Other questions loom large. How do we integrate these inmates back into society? And where are we going to get the money to do that? Local law enforcement has their hands full these days. Just when our local cops got control of our streets, the state, or more accurately, the feds decided to let our criminals out. How does this cut down the level of police protection for Average Good Citizen Joe? How are the cops supposed to combat these overwhelming numbers?
Isn’t this just another Band-aid effect? What will happen to these newly-released inmates when they commit another crime? Will they go to county jail, and then get released again?

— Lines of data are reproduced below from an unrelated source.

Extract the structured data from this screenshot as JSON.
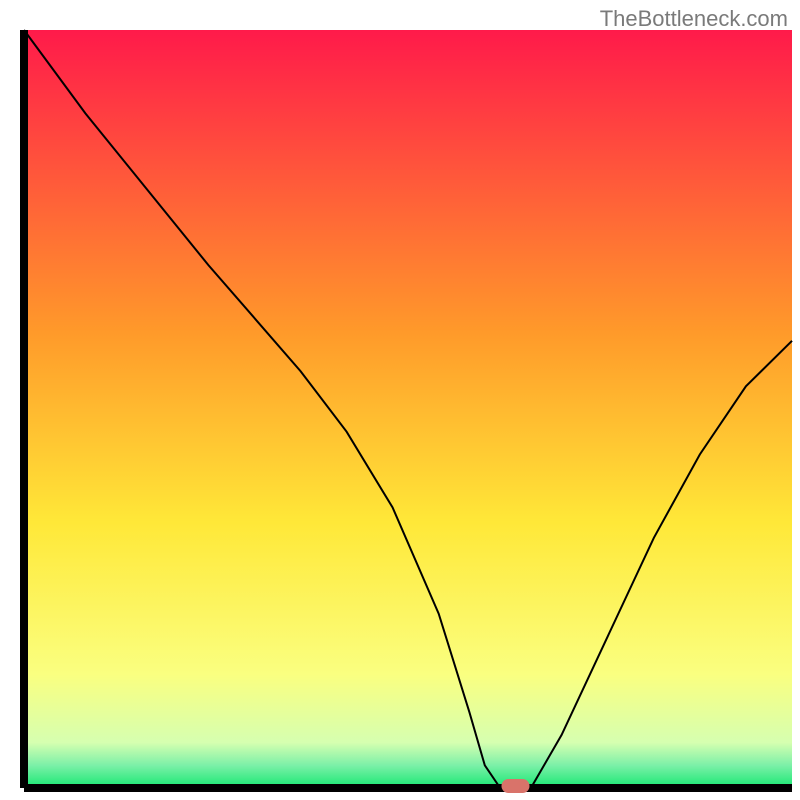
{
  "watermark": "TheBottleneck.com",
  "chart_data": {
    "type": "line",
    "title": "",
    "xlabel": "",
    "ylabel": "",
    "xlim": [
      0,
      100
    ],
    "ylim": [
      0,
      100
    ],
    "x": [
      0,
      8,
      16,
      24,
      30,
      36,
      42,
      48,
      54,
      58,
      60,
      62,
      64,
      66,
      70,
      76,
      82,
      88,
      94,
      100
    ],
    "y": [
      100,
      89,
      79,
      69,
      62,
      55,
      47,
      37,
      23,
      10,
      3,
      0,
      0,
      0,
      7,
      20,
      33,
      44,
      53,
      59
    ],
    "series_name": "bottleneck-curve",
    "marker": {
      "x": 64,
      "y": 0,
      "color": "#d9736a"
    },
    "background": {
      "type": "vertical-gradient",
      "stops": [
        {
          "offset": 0.0,
          "color": "#ff1a4a"
        },
        {
          "offset": 0.4,
          "color": "#ff9a2a"
        },
        {
          "offset": 0.65,
          "color": "#ffe838"
        },
        {
          "offset": 0.85,
          "color": "#faff80"
        },
        {
          "offset": 0.94,
          "color": "#d6ffb0"
        },
        {
          "offset": 0.97,
          "color": "#7cf0a8"
        },
        {
          "offset": 1.0,
          "color": "#17e872"
        }
      ]
    },
    "axes_color": "#000000",
    "line_color": "#000000",
    "line_width": 2
  }
}
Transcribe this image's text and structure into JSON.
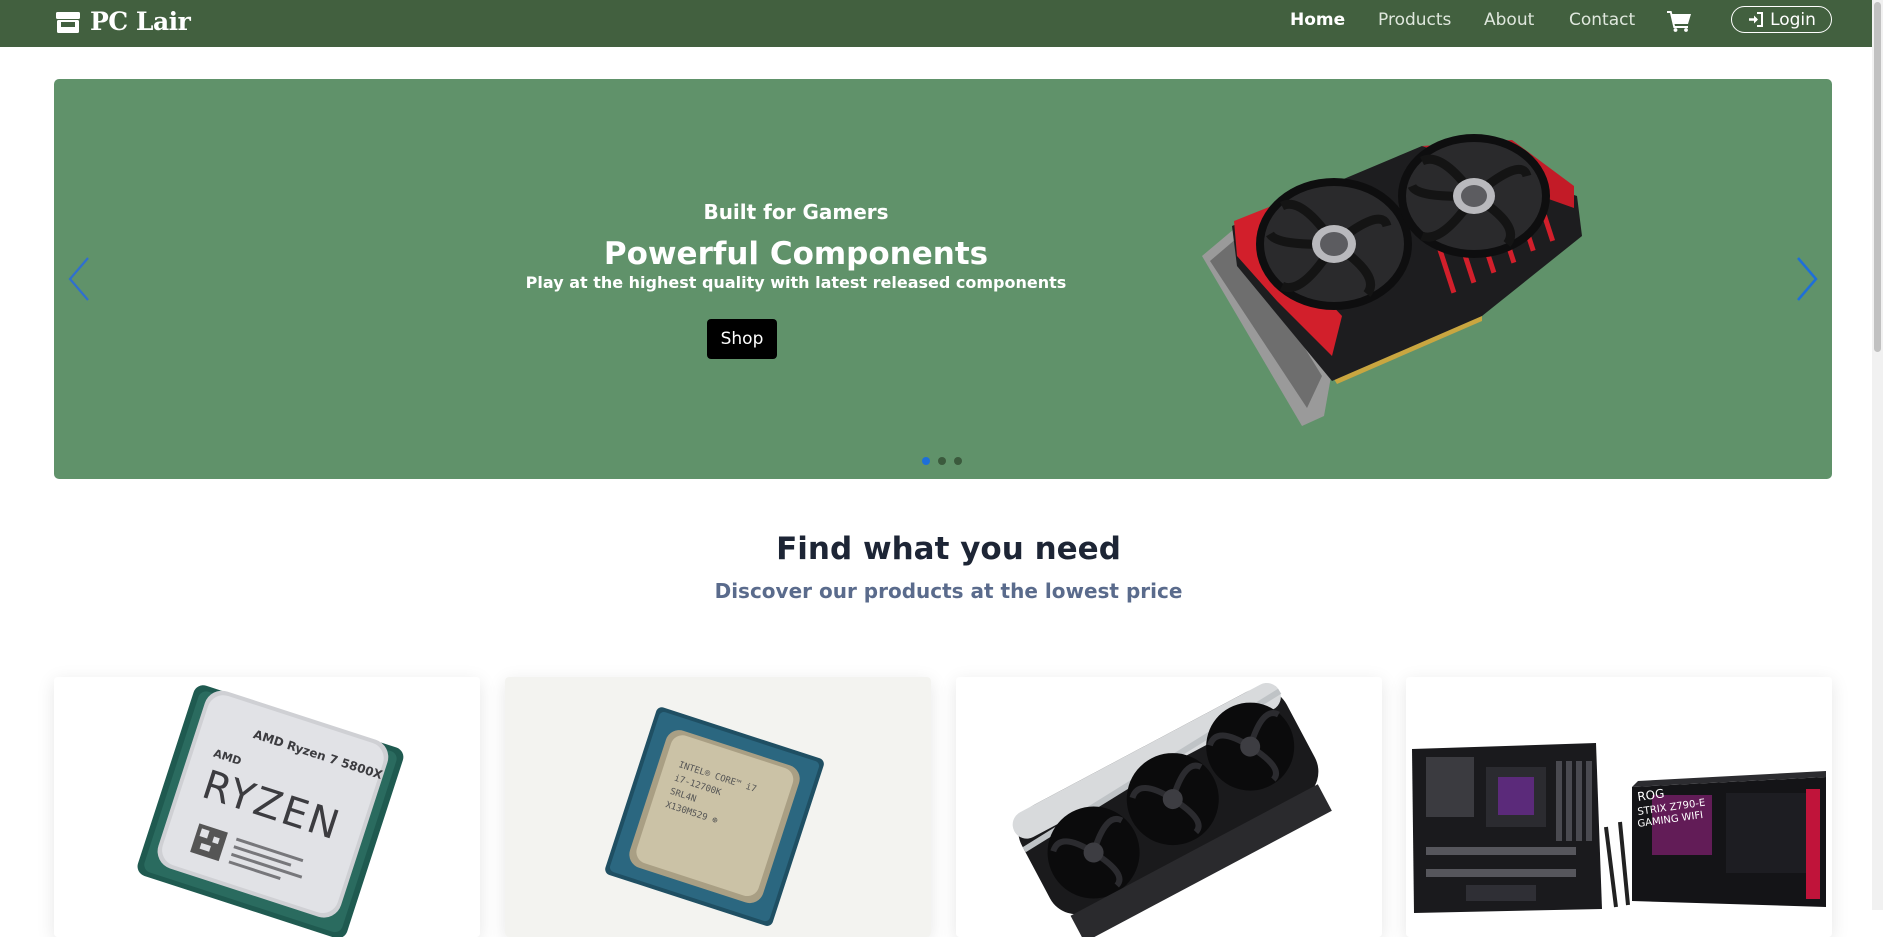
{
  "brand": {
    "name": "PC Lair",
    "icon": "store-icon"
  },
  "nav": {
    "links": [
      {
        "label": "Home",
        "active": true
      },
      {
        "label": "Products",
        "active": false
      },
      {
        "label": "About",
        "active": false
      },
      {
        "label": "Contact",
        "active": false
      }
    ],
    "cart_icon": "shopping-cart-icon",
    "login_label": "Login",
    "login_icon": "sign-in-icon"
  },
  "carousel": {
    "subtitle": "Built for Gamers",
    "title": "Powerful Components",
    "description": "Play at the highest quality with latest released components",
    "button_label": "Shop",
    "slide_count": 3,
    "active_slide": 1,
    "background_color": "#60926a"
  },
  "section": {
    "title": "Find what you need",
    "subtitle": "Discover our products at the lowest price"
  },
  "products": [
    {
      "image": "amd-ryzen-cpu"
    },
    {
      "image": "intel-core-cpu"
    },
    {
      "image": "graphics-card"
    },
    {
      "image": "motherboard-box"
    }
  ],
  "colors": {
    "navbar": "#42603f",
    "accent": "#1e6fd9",
    "heading": "#1d2535",
    "subheading": "#5a6b8c"
  }
}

I can see why Gov. Brown wants to end the feds control of the state’s prisons because he’s lost control of all that money. Brown claims the state could save millions by cancelling those out-of-state prison contracts which he says is “wasting a lot of money on nonsense.”
What’s the solution? The Americans for Civil Liberties Union (ACLU) wants sentencing reforms for low-level, non-violent crimes such as marijuana and other street drug possession. This would alleviate prison overcrowding and save the state millions in prosecution fees.
Today, California spends more than $8 billion on prisons yearly, the third-largest piece of the pie in the state’s budget, behind both public schools and health care.
Why are we spending more on prison care than schools and basic health care? It’s time “We the People” vote out the jokers who voted all this in. It’s time “We the People” yelled back that “we’re not going to take it anymore.” We’re voting you out and voting in people who will look out for our best interests instead of their best interests.
Gov. Brown didn’t start this problem, but I think our police ranks need help to combat what the feds have mandated to the state. If our cops got the money, the extra manpower and the resources to deal with this ruling, then perhaps we can get our streets safe again. Until then, I’m worried about what’s going to happen.